[SOLVED] Optimal way to split huge file

Optimal way to split huge file

I am trying to split a huge text file (~500 million lines of text) which is pretty regular and looks like this:

-- Start ---

blah blah

-- End --

-- Start --

blah blah

-- End --

...

where ... implies a repeating pattern and "blah blah" is of variable length ~ 2000 lines. I want to split off the first

-- Start --

blah blah

-- End --

block into a separate file and delete it from the original file in the FASTEST (runtime, given I will run this MANY times) possible way.

The ideal solution would cut the initial block from the original file and paste it into the new file without loading the tail of the huge initial file.

I attempted csplit in the following way:

csplit file.txt /End/+1

which is a valid way of doing this, but not very efficient in time.

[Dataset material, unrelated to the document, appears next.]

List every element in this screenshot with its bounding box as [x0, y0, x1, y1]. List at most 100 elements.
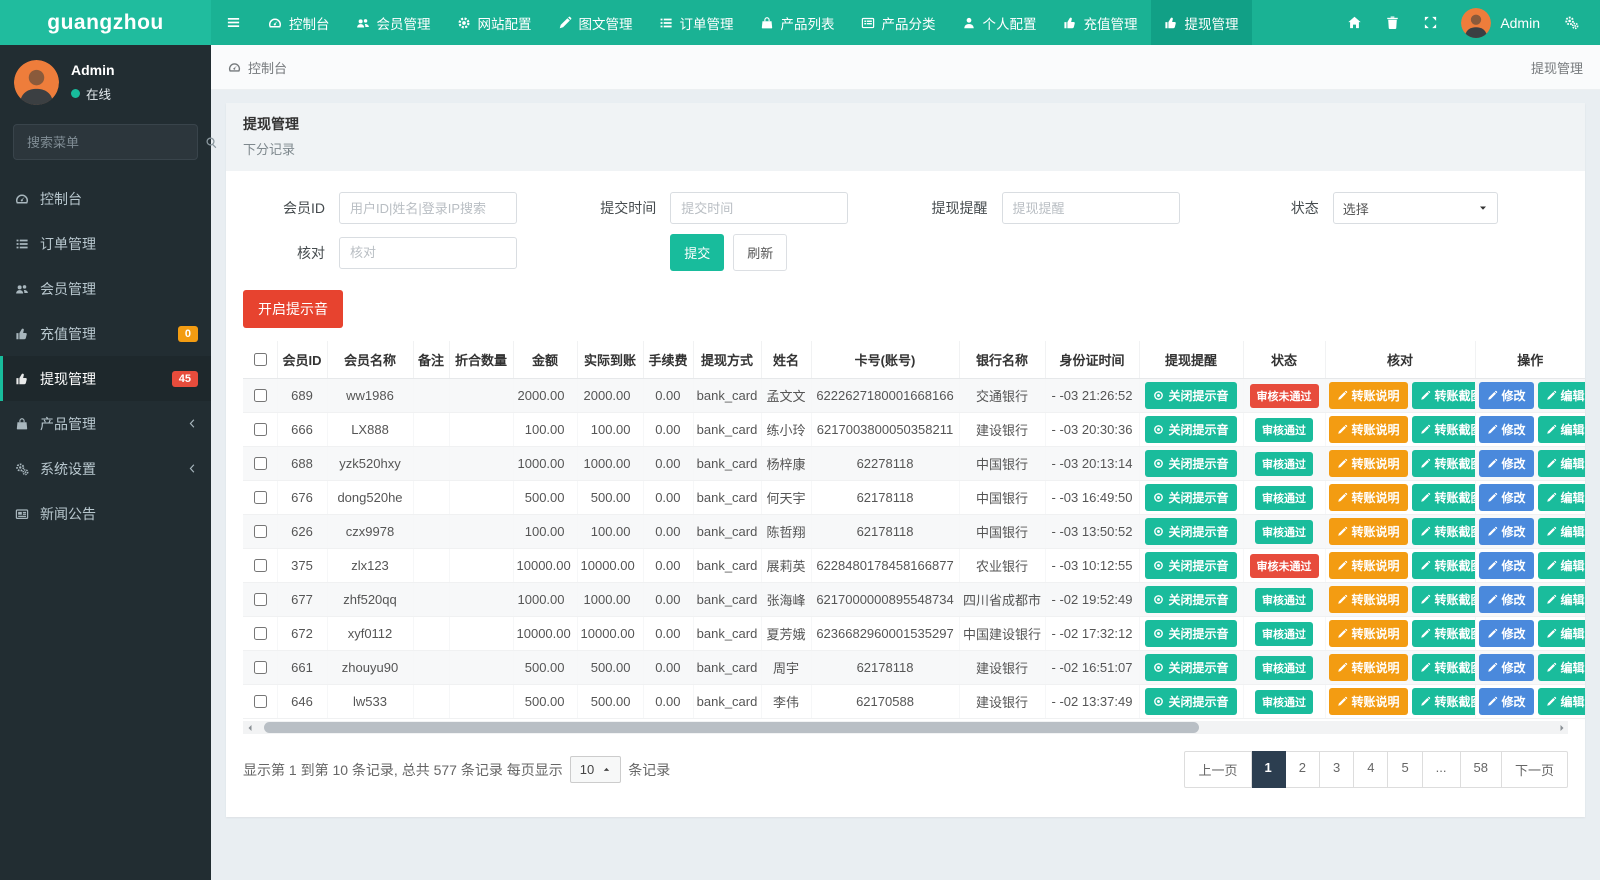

EDIT: Is there a solution if we remove the last "start-end" block from file instead of the first one?

Solution

If you want the beginning removed from the original file, you have no choice but to read and write the whole rest of the file. To remove the end (as you suggest in your edit) it can be much more efficient:

use File::ReadBackwards;
use File::Slurp 'write_file';
my $fh = File::ReadBackwards->new( 'inputfile', "-- End --\n" )
    or die "couldn't read inputfile: $!\n";
my $last_chunk = $fh->readline
    or die "file was empty\n";
my $position = $fh->tell;
$fh->close;
truncate( 'inputfile', $position );
write_file( 'lastchunk', $last_chunk );